|
It is my privilege to have known Mother Teresa personally since 1947. In
that year I worked with her for six months in the Bengali High School
where she was Mistress of Schools. It was my first assignment in a
Bengali Medium School and it was Mother Teresa who gave me my first
lessons in Bengali. She was quite a challenging teacher. Her advice
always was to learn 15 new words each day — putting these new words
into sentences sometimes caused amusement!
She struck me as being a very zealous person,
someone who would not spare herself in the cause of the poor. Although
it was not according to our rule to visit families or the sick in
hospitals in those days, Mother Teresa prepared her Catholic Action
Group for the work. Each week they went, accompanied by Fr Henry, S.J.
and these errands of mercy bore fruit in later years, when quite a few
of these young girls joined the Missionaries of Charity.

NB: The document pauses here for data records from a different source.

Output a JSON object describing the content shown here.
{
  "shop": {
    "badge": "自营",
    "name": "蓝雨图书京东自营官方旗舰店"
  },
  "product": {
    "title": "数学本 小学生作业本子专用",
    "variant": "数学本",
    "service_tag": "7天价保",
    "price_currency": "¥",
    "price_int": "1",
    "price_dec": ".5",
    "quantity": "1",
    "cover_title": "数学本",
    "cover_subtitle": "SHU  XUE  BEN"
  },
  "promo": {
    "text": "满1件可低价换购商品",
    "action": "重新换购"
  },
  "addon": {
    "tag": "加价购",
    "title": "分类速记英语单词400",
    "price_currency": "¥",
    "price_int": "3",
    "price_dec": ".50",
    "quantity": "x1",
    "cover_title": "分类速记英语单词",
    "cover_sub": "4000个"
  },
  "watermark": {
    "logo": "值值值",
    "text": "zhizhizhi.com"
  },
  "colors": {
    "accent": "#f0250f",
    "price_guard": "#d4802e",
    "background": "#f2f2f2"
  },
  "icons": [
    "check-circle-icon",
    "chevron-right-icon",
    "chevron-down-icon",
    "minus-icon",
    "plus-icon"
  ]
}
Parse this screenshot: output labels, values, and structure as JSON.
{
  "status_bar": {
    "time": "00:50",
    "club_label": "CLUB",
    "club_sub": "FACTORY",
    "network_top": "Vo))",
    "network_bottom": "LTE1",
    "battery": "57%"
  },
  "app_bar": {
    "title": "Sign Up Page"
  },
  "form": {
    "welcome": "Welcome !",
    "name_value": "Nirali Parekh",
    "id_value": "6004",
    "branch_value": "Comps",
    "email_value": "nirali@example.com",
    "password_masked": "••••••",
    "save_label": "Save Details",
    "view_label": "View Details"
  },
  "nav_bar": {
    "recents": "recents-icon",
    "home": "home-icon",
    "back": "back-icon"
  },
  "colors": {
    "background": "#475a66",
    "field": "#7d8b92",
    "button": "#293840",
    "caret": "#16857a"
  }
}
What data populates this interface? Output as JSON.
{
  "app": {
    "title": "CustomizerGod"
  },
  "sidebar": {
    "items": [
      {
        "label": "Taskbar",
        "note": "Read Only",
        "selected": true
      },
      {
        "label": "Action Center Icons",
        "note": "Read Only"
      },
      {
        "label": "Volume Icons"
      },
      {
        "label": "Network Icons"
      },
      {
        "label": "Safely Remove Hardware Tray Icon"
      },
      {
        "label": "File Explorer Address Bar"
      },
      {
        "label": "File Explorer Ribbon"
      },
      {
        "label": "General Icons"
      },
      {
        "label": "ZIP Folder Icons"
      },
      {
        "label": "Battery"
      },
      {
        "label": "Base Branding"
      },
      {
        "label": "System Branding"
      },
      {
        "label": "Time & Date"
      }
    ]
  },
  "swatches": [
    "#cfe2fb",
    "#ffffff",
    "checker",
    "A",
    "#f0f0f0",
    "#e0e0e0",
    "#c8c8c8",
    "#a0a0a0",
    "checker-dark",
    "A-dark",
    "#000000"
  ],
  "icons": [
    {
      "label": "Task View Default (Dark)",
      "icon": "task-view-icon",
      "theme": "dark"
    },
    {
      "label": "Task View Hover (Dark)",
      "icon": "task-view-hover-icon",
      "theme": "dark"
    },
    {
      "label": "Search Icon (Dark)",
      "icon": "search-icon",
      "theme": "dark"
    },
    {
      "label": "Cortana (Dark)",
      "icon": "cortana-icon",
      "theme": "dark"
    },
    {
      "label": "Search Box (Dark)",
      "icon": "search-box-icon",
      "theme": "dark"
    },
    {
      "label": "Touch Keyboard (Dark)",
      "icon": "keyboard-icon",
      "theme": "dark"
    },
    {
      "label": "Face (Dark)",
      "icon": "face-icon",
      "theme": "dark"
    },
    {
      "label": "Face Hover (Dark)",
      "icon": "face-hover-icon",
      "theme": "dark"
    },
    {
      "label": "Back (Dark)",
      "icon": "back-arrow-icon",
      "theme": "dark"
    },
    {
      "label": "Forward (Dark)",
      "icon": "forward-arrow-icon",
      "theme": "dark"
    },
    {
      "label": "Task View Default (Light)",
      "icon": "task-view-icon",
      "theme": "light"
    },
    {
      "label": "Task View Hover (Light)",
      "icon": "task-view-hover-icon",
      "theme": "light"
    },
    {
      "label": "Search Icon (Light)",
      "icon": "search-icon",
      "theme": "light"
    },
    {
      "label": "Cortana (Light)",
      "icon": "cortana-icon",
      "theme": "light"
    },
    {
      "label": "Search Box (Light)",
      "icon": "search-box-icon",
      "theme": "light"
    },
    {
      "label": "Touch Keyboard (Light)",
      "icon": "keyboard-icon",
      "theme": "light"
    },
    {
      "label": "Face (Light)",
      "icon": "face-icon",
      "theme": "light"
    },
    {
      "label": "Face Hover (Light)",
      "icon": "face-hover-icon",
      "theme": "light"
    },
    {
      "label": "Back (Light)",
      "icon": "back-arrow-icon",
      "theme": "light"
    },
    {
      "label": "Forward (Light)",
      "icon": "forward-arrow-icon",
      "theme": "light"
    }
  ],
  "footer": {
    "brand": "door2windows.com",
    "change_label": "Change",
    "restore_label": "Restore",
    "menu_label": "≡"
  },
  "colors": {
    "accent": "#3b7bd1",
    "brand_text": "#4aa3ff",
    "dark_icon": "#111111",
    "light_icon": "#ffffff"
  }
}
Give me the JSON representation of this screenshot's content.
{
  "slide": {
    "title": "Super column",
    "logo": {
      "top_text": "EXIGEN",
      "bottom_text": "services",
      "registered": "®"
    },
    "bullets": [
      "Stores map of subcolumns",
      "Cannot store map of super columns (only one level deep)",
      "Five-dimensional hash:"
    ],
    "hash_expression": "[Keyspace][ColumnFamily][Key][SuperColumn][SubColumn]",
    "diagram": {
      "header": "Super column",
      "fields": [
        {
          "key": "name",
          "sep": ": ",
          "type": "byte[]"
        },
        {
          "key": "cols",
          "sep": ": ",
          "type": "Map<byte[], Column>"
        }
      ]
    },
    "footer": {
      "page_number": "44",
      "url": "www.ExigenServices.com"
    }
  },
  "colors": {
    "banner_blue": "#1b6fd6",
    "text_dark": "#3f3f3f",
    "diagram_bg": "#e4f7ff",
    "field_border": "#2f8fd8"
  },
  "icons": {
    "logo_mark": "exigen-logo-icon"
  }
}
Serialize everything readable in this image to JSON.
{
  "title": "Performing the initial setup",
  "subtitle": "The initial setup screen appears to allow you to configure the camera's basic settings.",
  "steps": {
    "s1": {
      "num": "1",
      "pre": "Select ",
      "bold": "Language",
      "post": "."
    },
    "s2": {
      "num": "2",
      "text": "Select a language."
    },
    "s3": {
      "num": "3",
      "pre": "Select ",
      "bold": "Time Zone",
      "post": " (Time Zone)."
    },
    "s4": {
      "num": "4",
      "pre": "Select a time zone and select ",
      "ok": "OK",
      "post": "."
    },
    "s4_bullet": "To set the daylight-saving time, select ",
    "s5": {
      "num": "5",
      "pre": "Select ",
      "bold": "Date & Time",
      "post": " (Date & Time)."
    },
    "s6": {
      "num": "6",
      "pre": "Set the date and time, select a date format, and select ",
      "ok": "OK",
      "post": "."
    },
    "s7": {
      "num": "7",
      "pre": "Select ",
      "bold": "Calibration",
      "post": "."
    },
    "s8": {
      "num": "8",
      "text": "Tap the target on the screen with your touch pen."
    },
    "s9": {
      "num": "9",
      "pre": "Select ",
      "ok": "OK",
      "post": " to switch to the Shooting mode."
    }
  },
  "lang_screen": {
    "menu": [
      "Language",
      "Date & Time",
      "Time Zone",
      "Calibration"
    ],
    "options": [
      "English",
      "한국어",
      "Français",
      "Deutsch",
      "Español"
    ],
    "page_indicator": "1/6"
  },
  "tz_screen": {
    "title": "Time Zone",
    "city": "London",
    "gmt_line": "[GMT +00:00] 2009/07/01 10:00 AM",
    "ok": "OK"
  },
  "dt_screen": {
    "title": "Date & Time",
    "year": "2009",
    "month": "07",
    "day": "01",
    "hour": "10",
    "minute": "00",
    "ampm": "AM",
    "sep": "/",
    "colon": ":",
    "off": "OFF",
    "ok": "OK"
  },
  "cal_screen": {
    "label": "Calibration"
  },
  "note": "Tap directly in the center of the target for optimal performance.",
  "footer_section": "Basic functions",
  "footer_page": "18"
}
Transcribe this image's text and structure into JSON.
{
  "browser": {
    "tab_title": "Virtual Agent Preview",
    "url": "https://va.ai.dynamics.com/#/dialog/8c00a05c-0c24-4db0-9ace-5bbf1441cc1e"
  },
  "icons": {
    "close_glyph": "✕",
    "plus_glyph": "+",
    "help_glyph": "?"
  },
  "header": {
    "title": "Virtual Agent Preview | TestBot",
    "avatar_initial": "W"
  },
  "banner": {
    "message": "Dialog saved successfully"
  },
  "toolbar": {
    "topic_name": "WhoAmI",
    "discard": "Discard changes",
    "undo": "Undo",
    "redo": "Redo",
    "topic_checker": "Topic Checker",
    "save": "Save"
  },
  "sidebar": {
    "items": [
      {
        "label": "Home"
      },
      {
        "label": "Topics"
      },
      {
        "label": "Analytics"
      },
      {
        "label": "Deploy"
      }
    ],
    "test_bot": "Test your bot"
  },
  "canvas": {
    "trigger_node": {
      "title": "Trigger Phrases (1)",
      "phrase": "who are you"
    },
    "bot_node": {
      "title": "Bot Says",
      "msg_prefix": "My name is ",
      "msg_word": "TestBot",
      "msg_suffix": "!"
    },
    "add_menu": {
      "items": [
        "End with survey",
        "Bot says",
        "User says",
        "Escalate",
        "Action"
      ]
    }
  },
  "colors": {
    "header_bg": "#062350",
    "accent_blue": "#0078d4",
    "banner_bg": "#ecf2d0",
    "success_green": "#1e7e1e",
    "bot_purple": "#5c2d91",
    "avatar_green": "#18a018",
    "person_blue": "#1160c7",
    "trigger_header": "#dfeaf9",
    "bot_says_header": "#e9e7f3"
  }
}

In January, 1948, I was sent in charge of a Bengali
Medium Primary School, a Day School about half an hour from our Loreto
Convent at Entally. Each evening we met for tea about 4 p.m. and shared
our experiences. What was my surprise, when one evening she broke the
news that she was going out to work in the slums of Calcutta. She had
all the necessary permissions from her Superiors and the Archbishop. God
had given her a "Second Call" and she must answer it — to serve the poorest of the poor and live
among them. She felt sure of her call, but where was it going to lead
her?
With wonderful faith she set out on 18 August,
1948, for Patna Bihar, clad in a white sari with a blue border. She set
off alone. Knowing her strength of character and strong purpose I felt
that God, who had given the call, would give her the grace to carry it
through.
She began training in dispensary work in Patna,
with the American Medical Missionaries, and was a most assiduous
student. She acquired all the knowledge she felt she needed, and in the
middle of December she was back in Calcutta. She stayed with the Little
Sisters of the Poor on Lower Circular Road, and each morning, Thursdays
and Sundays excepted, she set out at 8 a.m. on her great mission to the
poor. Her first field of apostolate was Motijil, a slum area, adjacent
to Loreto Convent, Entally. Soon she had started a little school under a
tree (the tree is gone, but the school still exists). That was nearly 50
years ago. Today this room is marked off as "Pobitro Stan", a
holy place. There are numerous pictures of Mother Teresa from girlhood
onwards, including those of awards received and of dignitaries met, in
this room. (The honour of receiving awards meant little to
her, except that the proceeds would forward God's work of helping the
poor). We were happy to give her a room in the school where I worked, so
that she could carry on her dispensary work for the poor who flocked to
her in large numbers. Some voluntary workers joined her, including a
doctor, and medicines were donated in response to her earnest plea for
the poor. Those were difficult days for her.
Right from the beginning, Mother saw the need of
helping some families who did not have even one decent meal a day. She
arranged to collect from better off families food they could spare at
the end of each day, and so began the feeding programmes which help so
many destitute families today.
On the feast of St Joseph, 1949, just three months
after Mother had answered her "Great Call", the first
postulant knocked at her door for admission. It was a great joy to
Mother Teresa that somebody believed in her work and felt called to
share in it. It seemed also an affirmation of God's approval. After
this, other candidates came for admission, and within two years, when
permission was received to start a novitiate, a group of girls was ready
to begin their religious training.
It has been a happy privilege to have been close
enough to Mother Teresa from 1947 to 1955, to see how the tiny seed sown
in Motijil, just half a century ago, has grown into "Something
Beautiful for God", — a world-wide Congregation of sisters and
brothers, touching and transforming thousands of lives, bringing
Christ's love and compassion to suffering humanity. Truly the Almighty
has done great things through her. The work is his, as she herself so
often said, and she was just a pencil in his hands.